Słuchajcie, słuchajcie! Objąłem patronat medialny nad konkursem na „ptasią” piosenkę poetycką. Nie bardzo wiem, co to takiego patron medialny, ale chyba coś w rodzaju anioła stróża. Co by jednak to nie było, samą ideę popieram, bo służy popularyzacji sprawy ptasiej między człowiekami. Czyli dokładnie temu, czemu służy mój blog.
Zachęcam, żeby na konkurs przysyłać piosenki o wędrówkach ptaków i o wszystkim, co się z tym pozytywnie kojarzy: o wolności, tęsknocie za ojczyzną, no i oczywiście o ptasiej błyskotliwej inteligencji.
Tekst: dr Jarosław K. Nowakowski
2+
Z tą inteligencją to różnie bywa, weźmy na przykład takie kury.
Muszę wziąć kury w obronę. Nic one nie są winne, że umysły mają niezbyt lotne.
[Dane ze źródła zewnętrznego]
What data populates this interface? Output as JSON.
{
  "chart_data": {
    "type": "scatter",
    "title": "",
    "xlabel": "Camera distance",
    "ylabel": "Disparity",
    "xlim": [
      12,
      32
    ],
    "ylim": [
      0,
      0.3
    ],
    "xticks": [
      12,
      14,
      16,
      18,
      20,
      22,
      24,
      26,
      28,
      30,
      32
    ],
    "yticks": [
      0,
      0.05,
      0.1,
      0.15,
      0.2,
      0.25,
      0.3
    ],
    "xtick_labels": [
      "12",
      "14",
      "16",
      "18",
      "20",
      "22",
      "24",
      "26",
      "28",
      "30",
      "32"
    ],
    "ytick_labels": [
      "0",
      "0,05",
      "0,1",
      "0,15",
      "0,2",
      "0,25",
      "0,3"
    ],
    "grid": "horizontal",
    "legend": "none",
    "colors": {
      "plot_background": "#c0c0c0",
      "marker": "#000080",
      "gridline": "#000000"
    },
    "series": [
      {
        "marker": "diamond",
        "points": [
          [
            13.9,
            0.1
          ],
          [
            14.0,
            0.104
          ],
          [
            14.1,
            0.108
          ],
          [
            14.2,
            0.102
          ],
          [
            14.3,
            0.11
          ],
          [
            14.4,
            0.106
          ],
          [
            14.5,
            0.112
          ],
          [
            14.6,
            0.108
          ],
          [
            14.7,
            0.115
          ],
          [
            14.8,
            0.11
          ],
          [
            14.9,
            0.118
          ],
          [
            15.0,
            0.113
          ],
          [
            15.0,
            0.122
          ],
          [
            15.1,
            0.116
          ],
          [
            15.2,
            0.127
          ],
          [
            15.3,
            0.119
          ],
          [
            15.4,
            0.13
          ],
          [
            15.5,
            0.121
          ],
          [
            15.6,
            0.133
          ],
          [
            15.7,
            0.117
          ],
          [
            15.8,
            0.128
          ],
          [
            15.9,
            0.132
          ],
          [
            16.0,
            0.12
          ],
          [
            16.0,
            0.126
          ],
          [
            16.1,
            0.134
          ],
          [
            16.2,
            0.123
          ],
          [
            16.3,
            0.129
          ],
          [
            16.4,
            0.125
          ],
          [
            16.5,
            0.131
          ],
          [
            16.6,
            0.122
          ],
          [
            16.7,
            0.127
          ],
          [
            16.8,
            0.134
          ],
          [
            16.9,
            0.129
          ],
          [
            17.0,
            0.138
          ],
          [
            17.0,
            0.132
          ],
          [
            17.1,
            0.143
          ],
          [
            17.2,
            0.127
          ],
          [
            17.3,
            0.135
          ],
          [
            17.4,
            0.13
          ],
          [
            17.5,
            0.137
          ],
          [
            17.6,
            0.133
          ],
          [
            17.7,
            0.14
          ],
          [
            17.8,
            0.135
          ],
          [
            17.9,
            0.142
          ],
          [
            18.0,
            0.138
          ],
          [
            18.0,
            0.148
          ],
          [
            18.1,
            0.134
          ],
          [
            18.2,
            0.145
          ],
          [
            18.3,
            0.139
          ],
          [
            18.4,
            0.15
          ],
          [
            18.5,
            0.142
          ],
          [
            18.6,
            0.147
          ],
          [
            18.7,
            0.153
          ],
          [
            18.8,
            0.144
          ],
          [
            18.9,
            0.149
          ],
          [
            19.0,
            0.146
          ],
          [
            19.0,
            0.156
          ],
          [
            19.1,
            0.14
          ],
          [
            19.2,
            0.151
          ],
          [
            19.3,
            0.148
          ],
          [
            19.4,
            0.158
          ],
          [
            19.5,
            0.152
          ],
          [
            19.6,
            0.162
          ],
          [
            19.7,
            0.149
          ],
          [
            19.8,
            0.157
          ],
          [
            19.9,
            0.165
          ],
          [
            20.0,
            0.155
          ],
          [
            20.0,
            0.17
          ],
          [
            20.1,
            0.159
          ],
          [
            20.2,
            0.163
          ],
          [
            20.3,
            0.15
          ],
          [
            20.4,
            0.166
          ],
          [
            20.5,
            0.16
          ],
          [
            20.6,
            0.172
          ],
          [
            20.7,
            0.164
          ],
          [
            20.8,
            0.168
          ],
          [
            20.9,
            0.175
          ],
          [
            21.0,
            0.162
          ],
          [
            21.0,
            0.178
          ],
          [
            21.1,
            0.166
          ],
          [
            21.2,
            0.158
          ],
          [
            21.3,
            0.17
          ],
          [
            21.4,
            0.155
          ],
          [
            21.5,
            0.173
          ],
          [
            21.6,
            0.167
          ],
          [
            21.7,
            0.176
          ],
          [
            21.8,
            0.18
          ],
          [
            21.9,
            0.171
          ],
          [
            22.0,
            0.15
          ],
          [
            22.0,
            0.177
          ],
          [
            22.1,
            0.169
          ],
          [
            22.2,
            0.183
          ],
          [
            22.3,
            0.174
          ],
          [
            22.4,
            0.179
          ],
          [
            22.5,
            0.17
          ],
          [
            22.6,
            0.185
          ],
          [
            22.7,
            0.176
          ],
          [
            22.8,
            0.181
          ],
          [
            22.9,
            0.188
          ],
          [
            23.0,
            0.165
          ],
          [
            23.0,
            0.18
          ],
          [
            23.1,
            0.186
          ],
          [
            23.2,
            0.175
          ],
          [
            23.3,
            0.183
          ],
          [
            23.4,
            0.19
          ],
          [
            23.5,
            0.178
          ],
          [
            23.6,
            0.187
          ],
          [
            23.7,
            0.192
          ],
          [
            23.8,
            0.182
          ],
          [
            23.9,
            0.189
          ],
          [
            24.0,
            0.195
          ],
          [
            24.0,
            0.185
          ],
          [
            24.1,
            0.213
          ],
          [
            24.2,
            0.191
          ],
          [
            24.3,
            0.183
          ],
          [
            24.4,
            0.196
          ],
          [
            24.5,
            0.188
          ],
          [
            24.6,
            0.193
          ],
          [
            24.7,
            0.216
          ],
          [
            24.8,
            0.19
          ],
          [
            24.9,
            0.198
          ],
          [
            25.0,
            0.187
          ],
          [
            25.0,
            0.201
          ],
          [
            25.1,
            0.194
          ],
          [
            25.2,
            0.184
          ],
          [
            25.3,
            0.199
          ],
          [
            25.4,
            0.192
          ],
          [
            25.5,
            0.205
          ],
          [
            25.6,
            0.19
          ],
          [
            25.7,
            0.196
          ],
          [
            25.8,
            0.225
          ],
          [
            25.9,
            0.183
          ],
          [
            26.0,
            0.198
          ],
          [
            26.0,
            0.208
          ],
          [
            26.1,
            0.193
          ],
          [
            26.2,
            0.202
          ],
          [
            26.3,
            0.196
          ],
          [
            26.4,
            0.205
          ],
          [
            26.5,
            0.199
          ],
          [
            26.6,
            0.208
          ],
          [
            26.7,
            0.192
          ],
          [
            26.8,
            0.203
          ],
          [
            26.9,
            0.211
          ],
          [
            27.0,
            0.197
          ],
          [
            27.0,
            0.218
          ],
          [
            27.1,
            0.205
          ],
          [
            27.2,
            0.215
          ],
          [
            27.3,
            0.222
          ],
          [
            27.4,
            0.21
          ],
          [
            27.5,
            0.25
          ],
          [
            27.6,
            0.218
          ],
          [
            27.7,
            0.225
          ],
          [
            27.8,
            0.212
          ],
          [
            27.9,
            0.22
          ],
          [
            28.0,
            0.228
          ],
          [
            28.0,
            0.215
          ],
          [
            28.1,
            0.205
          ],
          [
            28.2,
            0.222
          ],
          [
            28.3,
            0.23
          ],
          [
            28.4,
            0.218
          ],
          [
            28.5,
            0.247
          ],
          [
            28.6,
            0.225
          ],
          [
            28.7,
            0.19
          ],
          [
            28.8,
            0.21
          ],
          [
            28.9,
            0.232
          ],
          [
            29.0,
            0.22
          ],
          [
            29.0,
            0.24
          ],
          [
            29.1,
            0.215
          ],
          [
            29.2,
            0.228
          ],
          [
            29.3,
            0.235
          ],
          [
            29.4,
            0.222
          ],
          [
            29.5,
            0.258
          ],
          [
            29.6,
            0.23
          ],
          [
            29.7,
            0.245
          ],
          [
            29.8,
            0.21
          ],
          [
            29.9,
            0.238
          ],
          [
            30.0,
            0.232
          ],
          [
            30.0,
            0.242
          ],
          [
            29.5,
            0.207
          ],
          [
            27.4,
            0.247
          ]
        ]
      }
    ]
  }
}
To wina człowieków, którzy stworzyli te biedne zniewolone stworzenia tak, żeby stały się fizycznymi i umysłowymi nielotami. Przez tysiące lat hodowli stawiali raczej na powiększanie jaj, a nie powiększenie mózgów.
Srać na kury, Remus myślał o mnie i moich osiągnięciach w dziedzinie koncepcji kupra transcendentnego jako wyrazu stoickiego podejścia do świata.
Jak nie wiesz, Remus, to nie pisz, tylko do netu zajrzyj. Anioł stróż to pojęcie metafizyczne z dziedziny ochrony osobistej. Patronat medialny za to jest pojęciem ze styku biznesu i działań Public Relations (inaczej PR lub pijar). Zdefiniowałbym to tak: jest to rodzaj sponsoringu polegającego na dwustronnej wymianie treści promocyjnych między podmiotem z sektora mass mediów a organizatorem wydarzenia w przestrzeni społecznej. Przedstawienie w tym kontekście buduje pozytywny wizerunek obu kooperujących partnerów, będąc elementem ich strategii PR.
Nie chciałbym wyjść na durnia, ale kto to jest ten Public Relation i jak on działa?
Remus, osłabiasz mnie! Nie kto, tylko co. Krótko mówiąc, działania pijar to imagistyka społeczna.
No i wszystko jasne. Wróbel, jesteś wspaniały! Swoją drogą nie wiem, jak mogłam się nabrać na imagistykę Remusa.